A notebook cell that loads a CSV, joins it with another table, and outputs a chart is code that produces a result. Once the chart exists, the code has done its job. If you delete the cell, nothing real changes. The artifact you cared about, the chart, is already out the door.

A function inside a deployed application that loads a user’s transactions, scores them for fraud, and returns a decision is code that is the result. You cannot delete it. It runs thousands of times a day. Each run matters. Each run might be the one where a bug costs someone real money. The code is not a tool that made something. The code is the thing that exists.

If you have spent years in data science, you have internalized the first model so deeply that the second one feels strange. Software engineers have the opposite problem: they over-engineer for permanence when permanence is not needed. The vibe coder coming from DS has to learn to switch modes consciously, because the AI assistant cannot tell which mode you are in. It will happily produce code that runs once when you needed code that runs forever, and the failure mode is invisible until the production incident.

Why this matters more with AI in the loop

When you write code by hand, your fingers have to type every line. That friction acts as a natural slowdown. You think about each function because you have to write it. You spot the missing error handler because you are looking at the empty space.

When you vibe code, the AI removes that friction. It writes 200 lines in 10 seconds. The code looks complete. It even runs. But it has the shape of a script, not the shape of a system. It assumes inputs are clean, files exist, networks respond, users behave. None of that is true in production.

The shift you need to make is: do not let the AI’s confidence become your confidence. The AI does not know whether this code will run once or run for two years. You do. That knowledge has to shape every prompt you write and every output you accept.

The three key principles

1. Understand every line you commit

The test is simple: pick any function in your codebase and explain in plain language what it does, why it does it that way, and what happens when its inputs are empty, malformed, or hostile. If you cannot, you are renting that code from the AI. The rent comes due the first time it breaks, usually at the worst possible moment.

In practice this means:

  • After the AI produces a function, ask it to explain the function back to you. Then ask follow-up questions. “Why did you choose a list instead of a set here?” “What happens if user_id is None?” “Why is this in a try/except instead of a check?”

  • When something looks unusual, find out why before you accept it. “Magic” code is the highest-bug-density code there is.

  • If you do not understand a library being used, look up the docs or ask the AI to walk you through it. Do not let imports you cannot explain enter the codebase.

This sounds slow. It is slow at first. Within a few weeks it becomes automatic, and the code you ship is dramatically better.

2. Ship in small slices

Notebooks teach you to think top-to-bottom. You write cell 1, then cell 2, then cell 3, and they run in order. When something breaks, you re-run from the top.

Software does not work that way. You cannot re-run a production system from the top. You change one thing, then another, then another. Each change is reversible only if you can identify it and only it.

The discipline is to commit often, in small logical chunks.

👎The wrong way:

Write 600 lines of code over two hours. Commit once at the end with message “build user dashboard.”
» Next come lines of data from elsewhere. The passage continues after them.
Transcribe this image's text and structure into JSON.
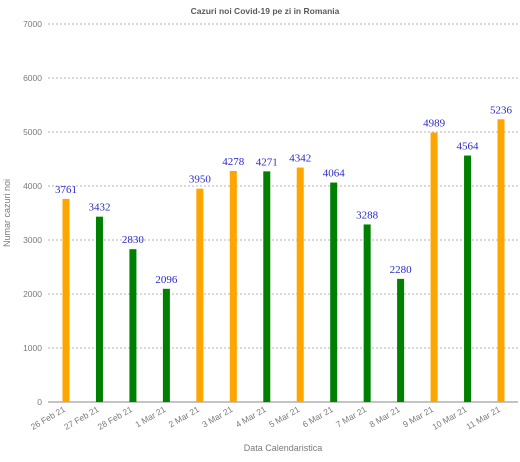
{
  "chart_data": {
    "type": "bar",
    "title": "Cazuri noi Covid-19 pe zi in Romania",
    "xlabel": "Data Calendaristica",
    "ylabel": "Numar cazuri noi",
    "ylim": [
      0,
      7000
    ],
    "yticks": [
      0,
      1000,
      2000,
      3000,
      4000,
      5000,
      6000,
      7000
    ],
    "grid": true,
    "categories": [
      "26 Feb 21",
      "27 Feb 21",
      "28 Feb 21",
      "1 Mar 21",
      "2 Mar 21",
      "3 Mar 21",
      "4 Mar 21",
      "5 Mar 21",
      "6 Mar 21",
      "7 Mar 21",
      "8 Mar 21",
      "9 Mar 21",
      "10 Mar 21",
      "11 Mar 21"
    ],
    "values": [
      3761,
      3432,
      2830,
      2096,
      3950,
      4278,
      4271,
      4342,
      4064,
      3288,
      2280,
      4989,
      4564,
      5236
    ],
    "bar_colors": [
      "#ffa500",
      "#008000",
      "#008000",
      "#008000",
      "#ffa500",
      "#ffa500",
      "#008000",
      "#ffa500",
      "#008000",
      "#008000",
      "#008000",
      "#ffa500",
      "#008000",
      "#ffa500"
    ]
  }
}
When that commit breaks something, you have 600 lines of suspects.

👍The right way:

  • Write the API endpoint. Test it. Commit. (”add GET /users endpoint”)

  • Write the database query. Test it. Commit. (”add user query with pagination”)

  • Write the frontend component. Test it. Commit. (”add UserList component”)

  • Wire up data fetching. Test it. Commit. (”connect UserList to /users endpoint”)

  • Style it. Test it. Commit. (”style UserList with Tailwind”)

Five small commits, each runnable, each reversible. When the fourth commit breaks something, you know exactly which one. You revert it, fix it, re-commit. The other four are safe.

This habit is unnatural at first. Most DS folks have never made more than three commits in a day. Aim for ten. Aim for twenty. The smaller, the better.